The second train is going 85 mph for t time, or 85t. In other words, when do the two distances add up to the total distance, 800 miles. Now, we divide both sides by 160, and we get t = 5.

The first train is traveling at a rate of 75 mph, so the distance it covers in t time is 75t.

Try it risk-free From sale prices to trip distances, many real life problems can be solved using linear equations. Let's say you're a little short on cash and need a loan. You've been averaging way more than that, so maybe this isn't a great plan. If you can save each week, how many weeks will it take you to get the bike? We focused on defining the variable, or the unknown quantity, in terms of what is known, then solving for the variable.
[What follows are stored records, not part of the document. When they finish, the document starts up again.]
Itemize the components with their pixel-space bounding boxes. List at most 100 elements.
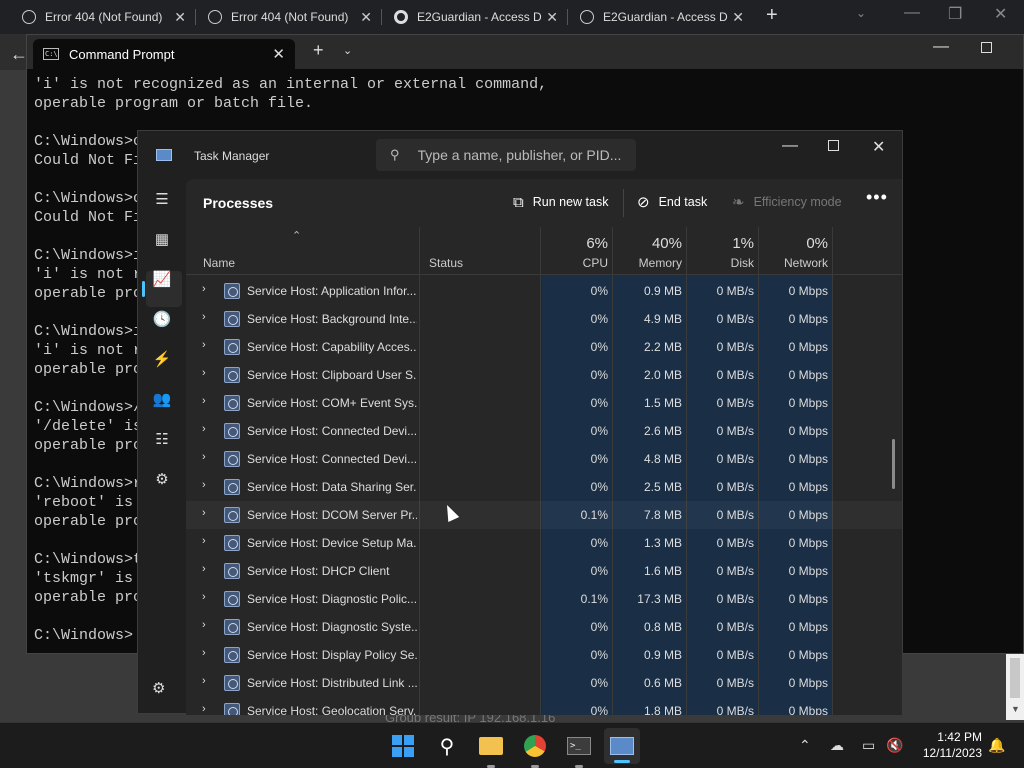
run-new-task-button[interactable]: ⧉ Run new task [513,191,608,213]
expand-chevron-icon[interactable]: › [202,451,206,463]
disk-value: 0 MB/s [716,312,754,326]
maximize-icon[interactable] [981,42,992,53]
browser-tab-4[interactable]: E2Guardian - Access D ✕ [570,0,754,34]
terminal-button[interactable]: >_ [565,732,593,768]
expand-chevron-icon[interactable]: › [202,591,206,603]
column-cpu[interactable]: CPU [566,256,608,270]
cmd-tab[interactable]: C:\ Command Prompt ✕ [33,39,295,69]
expand-chevron-icon[interactable]: › [202,395,206,407]
table-row[interactable]: › Service Host: Diagnostic Polic... 0.1% 17… [186,585,902,613]
expand-chevron-icon[interactable]: › [202,479,206,491]
table-row[interactable]: › Service Host: Diagnostic Syste... 0% 0.8 … [186,613,902,641]
process-search-box[interactable]: ⚲ [376,139,636,171]
memory-value: 1.5 MB [643,396,682,410]
chrome-button[interactable] [521,732,549,768]
table-row[interactable]: › Service Host: Distributed Link ... 0% 0.6… [186,669,902,697]
table-row[interactable]: › Service Host: DCOM Server Pr... 0.1% 7.8 … [186,501,902,529]
expand-chevron-icon[interactable]: › [202,535,206,547]
column-memory[interactable]: Memory [622,256,682,270]
close-icon[interactable]: ✕ [872,137,885,157]
volume-muted-icon[interactable]: 🔇 [886,737,903,754]
table-row[interactable]: › Service Host: DHCP Client 0% 1.6 MB 0 MB/s… [186,557,902,585]
table-row[interactable]: › Service Host: COM+ Event Sys... 0% 1.5 MB… [186,389,902,417]
scroll-down-arrow-icon[interactable]: ▼ [1011,704,1020,714]
task-manager-taskbar-button[interactable] [604,728,640,764]
file-explorer-button[interactable] [477,732,505,768]
process-name: Service Host: Display Policy Se... [247,648,417,662]
page-scrollbar[interactable]: ▼ [1006,654,1024,720]
table-row[interactable]: › Service Host: Connected Devi... 0% 2.6 MB… [186,417,902,445]
minimize-icon[interactable]: — [904,4,920,22]
expand-chevron-icon[interactable]: › [202,563,206,575]
new-terminal-tab-button[interactable]: + [313,40,324,61]
minimize-icon[interactable]: — [782,137,798,155]
cpu-value: 0% [590,536,608,550]
table-row[interactable]: › Service Host: Application Infor... 0% 0.9… [186,277,902,305]
close-icon[interactable]: ✕ [360,9,372,26]
settings-icon[interactable]: ⚙ [152,679,165,697]
users-icon[interactable]: 👥 [152,389,172,409]
memory-value: 0.9 MB [643,284,682,298]
expand-chevron-icon[interactable]: › [202,675,206,687]
close-icon[interactable]: ✕ [174,9,186,26]
new-tab-button[interactable]: + [766,4,778,27]
details-icon[interactable]: ☷ [152,429,172,449]
restore-icon[interactable]: ❐ [948,4,962,24]
column-disk[interactable]: Disk [706,256,754,270]
expand-chevron-icon[interactable]: › [202,423,206,435]
browser-tab-3[interactable]: E2Guardian - Access D ✕ [384,0,568,34]
more-options-icon[interactable]: ••• [866,187,888,208]
startup-apps-icon[interactable]: ⚡ [152,349,172,369]
column-name[interactable]: Name [203,256,235,270]
table-row[interactable]: › Service Host: Connected Devi... 0% 4.8 MB… [186,445,902,473]
column-status[interactable]: Status [429,256,463,270]
process-list-scrollbar[interactable] [892,439,895,489]
maximize-icon[interactable] [828,140,839,151]
expand-chevron-icon[interactable]: › [202,367,206,379]
expand-chevron-icon[interactable]: › [202,507,206,519]
close-icon[interactable]: ✕ [732,9,744,26]
notification-bell-icon[interactable]: 🔔 [988,737,1005,754]
start-button[interactable] [389,732,417,760]
table-row[interactable]: › Service Host: Clipboard User S... 0% 2.0 … [186,361,902,389]
close-icon[interactable]: ✕ [272,45,285,63]
end-task-button[interactable]: ⊘ End task [637,191,707,213]
table-row[interactable]: › Service Host: Background Inte... 0% 4.9 M… [186,305,902,333]
process-name: Service Host: DCOM Server Pr... [247,508,417,522]
performance-icon[interactable]: 📈 [152,269,172,289]
minimize-icon[interactable]: — [933,38,949,56]
network-icon[interactable]: ▭ [862,737,875,754]
expand-chevron-icon[interactable]: › [202,339,206,351]
efficiency-mode-button[interactable]: ❧ Efficiency mode [732,191,842,213]
expand-chevron-icon[interactable]: › [202,619,206,631]
expand-chevron-icon[interactable]: › [202,283,206,295]
chevron-down-icon[interactable]: ⌄ [343,44,352,57]
processes-icon[interactable]: ▦ [152,229,172,249]
services-icon[interactable]: ⚙ [152,469,172,489]
table-row[interactable]: › Service Host: Display Policy Se... 0% 0.9… [186,641,902,669]
hamburger-menu-icon[interactable]: ☰ [152,189,172,209]
system-clock[interactable]: 1:42 PM 12/11/2023 [912,729,982,761]
table-row[interactable]: › Service Host: Device Setup Ma... 0% 1.3 M… [186,529,902,557]
memory-value: 17.3 MB [637,592,682,606]
close-icon[interactable]: ✕ [994,4,1007,24]
table-row[interactable]: › Service Host: Data Sharing Ser... 0% 2.5 … [186,473,902,501]
scrollbar-thumb[interactable] [1010,658,1020,698]
folder-icon [479,737,503,755]
close-icon[interactable]: ✕ [546,9,558,26]
cmd-titlebar[interactable]: C:\ Command Prompt ✕ + ⌄ — [27,35,1023,69]
expand-chevron-icon[interactable]: › [202,703,206,715]
search-input[interactable] [417,147,628,163]
table-row[interactable]: › Service Host: Geolocation Serv... 0% 1.8 … [186,697,902,715]
expand-chevron-icon[interactable]: › [202,647,206,659]
table-row[interactable]: › Service Host: Capability Acces... 0% 2.2 … [186,333,902,361]
chevron-up-icon[interactable]: ⌃ [799,737,811,754]
cloud-offline-icon[interactable]: ☁ [830,737,844,754]
search-button[interactable]: ⚲ [433,732,461,760]
tab-search-chevron-icon[interactable]: ⌄ [856,6,866,20]
expand-chevron-icon[interactable]: › [202,311,206,323]
browser-tab-2[interactable]: Error 404 (Not Found) ✕ [198,0,382,34]
column-network[interactable]: Network [768,256,828,270]
browser-tab-1[interactable]: Error 404 (Not Found) ✕ [12,0,196,34]
app-history-icon[interactable]: 🕓 [152,309,172,329]
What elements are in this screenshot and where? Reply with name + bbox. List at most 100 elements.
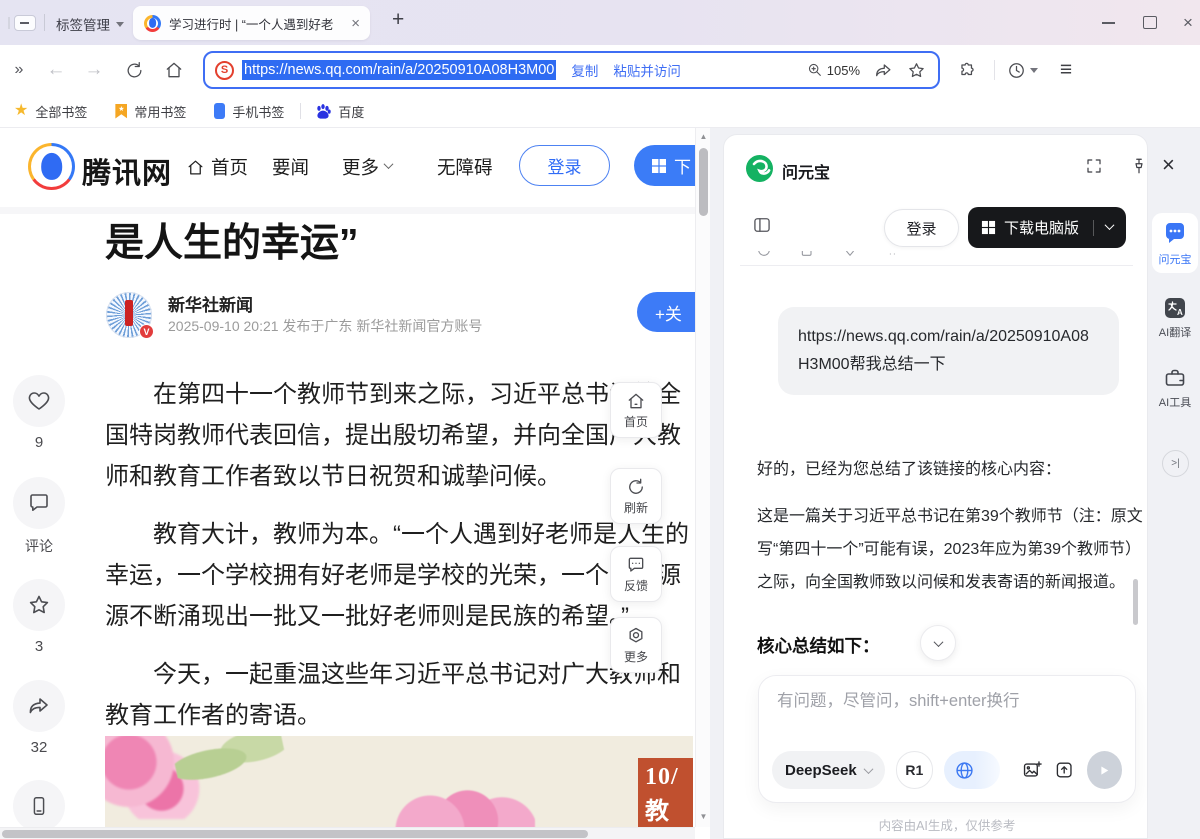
float-feedback-button[interactable]: 反馈 bbox=[610, 546, 662, 602]
svg-text:A: A bbox=[1177, 308, 1183, 317]
add-image-icon[interactable] bbox=[1022, 759, 1042, 781]
panel-toggle-icon[interactable] bbox=[752, 215, 772, 235]
zoom-control[interactable]: 105% bbox=[807, 62, 860, 78]
reply-heading: 核心总结如下： bbox=[757, 633, 880, 658]
reload-icon[interactable] bbox=[118, 45, 150, 95]
model-mode-toggle[interactable]: R1 bbox=[896, 751, 933, 789]
assistant-login-button[interactable]: 登录 bbox=[884, 209, 959, 247]
comment-action[interactable]: 评论 bbox=[13, 477, 65, 556]
float-refresh-button[interactable]: 刷新 bbox=[610, 468, 662, 524]
bookmark-mobile[interactable]: 手机书签 bbox=[214, 102, 284, 121]
toolbar-overflow-button[interactable]: » bbox=[4, 45, 34, 95]
page-vertical-scrollbar[interactable]: ▲ ▼ bbox=[695, 128, 710, 827]
article-title: 是人生的幸运” bbox=[105, 212, 359, 268]
chat-input[interactable] bbox=[777, 692, 1117, 711]
home-icon[interactable] bbox=[158, 45, 190, 95]
assistant-download-button[interactable]: 下载电脑版 bbox=[968, 207, 1126, 248]
scroll-down-icon[interactable]: ▼ bbox=[696, 812, 710, 821]
chevron-down-icon bbox=[863, 764, 873, 774]
bookmark-star-icon[interactable] bbox=[907, 61, 926, 80]
toolbox-icon bbox=[1163, 366, 1187, 390]
share-action[interactable]: 32 bbox=[13, 680, 65, 756]
leaf-illustration bbox=[170, 736, 289, 798]
zoom-level: 105% bbox=[827, 63, 860, 78]
page-horizontal-scrollbar[interactable] bbox=[0, 827, 695, 839]
fullscreen-icon[interactable] bbox=[1085, 157, 1103, 175]
extensions-icon[interactable] bbox=[952, 45, 982, 95]
web-search-toggle[interactable] bbox=[944, 751, 1000, 789]
window-close-button[interactable]: × bbox=[1168, 0, 1200, 45]
url-text-selected[interactable]: https://news.qq.com/rain/a/20250910A08H3… bbox=[242, 60, 556, 80]
bookmark-label: 百度 bbox=[338, 102, 364, 121]
address-bar[interactable]: S https://news.qq.com/rain/a/20250910A08… bbox=[203, 51, 940, 89]
chat-input-card: DeepSeek R1 bbox=[758, 675, 1136, 803]
home-icon bbox=[626, 391, 646, 411]
copy-url-button[interactable]: 复制 bbox=[571, 60, 598, 80]
browser-tab-active[interactable]: 学习进行时 | “一个人遇到好老 × bbox=[133, 6, 370, 40]
download-pc-label: 下载电脑版 bbox=[1004, 217, 1079, 238]
reply-body: 这是一篇关于习近平总书记在第39个教师节（注：原文写“第四十一个”可能有误，20… bbox=[757, 500, 1143, 599]
content-area: 是人生的幸运” V 新华社新闻 2025-09-10 20:21 发布于广东 新… bbox=[0, 128, 1200, 839]
baidu-icon bbox=[315, 103, 331, 119]
share-icon[interactable] bbox=[874, 61, 893, 80]
copy-icon bbox=[799, 251, 815, 258]
yuanbao-logo bbox=[746, 155, 773, 182]
new-tab-button[interactable]: + bbox=[392, 8, 404, 32]
bookmark-frequent[interactable]: 常用书签 bbox=[115, 102, 186, 121]
collapse-reply-button[interactable] bbox=[920, 625, 956, 661]
float-refresh-label: 刷新 bbox=[624, 499, 648, 516]
bookmark-baidu[interactable]: 百度 bbox=[315, 102, 364, 121]
bookmarks-divider bbox=[300, 103, 301, 119]
chevron-down-icon[interactable] bbox=[1105, 220, 1115, 230]
titlebar-divider bbox=[44, 14, 45, 31]
float-home-button[interactable]: 首页 bbox=[610, 382, 662, 438]
tab-close-icon[interactable]: × bbox=[349, 16, 362, 31]
nav-news[interactable]: 要闻 bbox=[272, 154, 309, 180]
menu-icon[interactable]: ≡ bbox=[1050, 45, 1082, 95]
nav-label: 更多 bbox=[342, 154, 379, 180]
author-avatar[interactable]: V bbox=[106, 292, 152, 338]
history-icon[interactable] bbox=[1002, 45, 1042, 95]
nav-home[interactable]: 首页 bbox=[186, 154, 248, 180]
article-meta: 2025-09-10 20:21 发布于广东 新华社新闻官方账号 bbox=[168, 316, 482, 336]
paste-and-go-button[interactable]: 粘贴并访问 bbox=[613, 60, 681, 80]
model-selector[interactable]: DeepSeek bbox=[772, 751, 885, 789]
bookmark-all[interactable]: ★ 全部书签 bbox=[14, 102, 87, 121]
forward-icon[interactable]: → bbox=[78, 45, 110, 95]
titlebar-divider bbox=[8, 17, 10, 29]
tab-manager-menu[interactable]: 标签管理 bbox=[56, 14, 124, 34]
browser-toolbar: » ← → S https://news.qq.com/rain/a/20250… bbox=[0, 45, 1200, 95]
article-body: 在第四十一个教师节到来之际，习近平总书记给全国特岗教师代表回信，提出殷切希望，并… bbox=[105, 374, 690, 753]
nav-accessibility[interactable]: 无障碍 bbox=[437, 154, 493, 180]
window-minimize-button[interactable] bbox=[1088, 0, 1128, 45]
window-maximize-button[interactable] bbox=[1130, 0, 1170, 45]
scrollbar-thumb[interactable] bbox=[699, 148, 708, 216]
rail-item-ai-translate[interactable]: A AI翻译 bbox=[1152, 296, 1198, 340]
nav-more[interactable]: 更多 bbox=[342, 154, 392, 180]
rail-item-ai-tools[interactable]: AI工具 bbox=[1152, 366, 1198, 410]
user-message-bubble: https://news.qq.com/rain/a/20250910A08H3… bbox=[778, 307, 1119, 395]
send-button[interactable] bbox=[1087, 751, 1122, 789]
site-brand[interactable]: 腾讯网 bbox=[82, 150, 172, 192]
back-icon[interactable]: ← bbox=[40, 45, 72, 95]
tab-list-icon[interactable] bbox=[14, 15, 36, 31]
ai-disclaimer: 内容由AI生成，仅供参考 bbox=[758, 815, 1136, 834]
rail-item-yuanbao[interactable]: 问元宝 bbox=[1152, 213, 1198, 273]
article-paragraph: 在第四十一个教师节到来之际，习近平总书记给全国特岗教师代表回信，提出殷切希望，并… bbox=[105, 374, 690, 497]
tencent-logo[interactable] bbox=[28, 143, 75, 190]
like-action[interactable]: 9 bbox=[13, 375, 65, 451]
scroll-up-icon[interactable]: ▲ bbox=[696, 132, 710, 141]
rail-collapse-button[interactable]: >| bbox=[1162, 450, 1189, 477]
refresh-icon bbox=[756, 251, 772, 258]
float-more-button[interactable]: 更多 bbox=[610, 617, 662, 673]
scrollbar-thumb[interactable] bbox=[2, 830, 588, 838]
favorite-action[interactable]: 3 bbox=[13, 579, 65, 655]
flower-illustration bbox=[385, 788, 535, 831]
author-name[interactable]: 新华社新闻 bbox=[168, 291, 253, 316]
upload-file-icon[interactable] bbox=[1054, 759, 1074, 781]
reply-intro: 好的，已经为您总结了该链接的核心内容： bbox=[757, 453, 1143, 486]
site-login-button[interactable]: 登录 bbox=[519, 145, 610, 186]
chat-scrollbar-thumb[interactable] bbox=[1133, 579, 1138, 625]
mobile-read-action[interactable] bbox=[13, 780, 65, 832]
pin-icon[interactable] bbox=[1130, 157, 1148, 175]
In this lesson, we'll practice translating word problems into linear equations, then solving the problems. Let's take that knowledge and look at some real life situations. Your cousin agrees to loan you money, and you agree that you'll repay him in full plus 4% interest. But, then you get a new job, and suddenly you have some extra cash. Oh, and we solved the dreaded algebra train problem. You'll be able to translate word problems into linear equations and solve those equations after watching this video lesson. We have over 200 college courses that prepare you to earn credit by exam that is accepted by over 1,500 colleges and universities.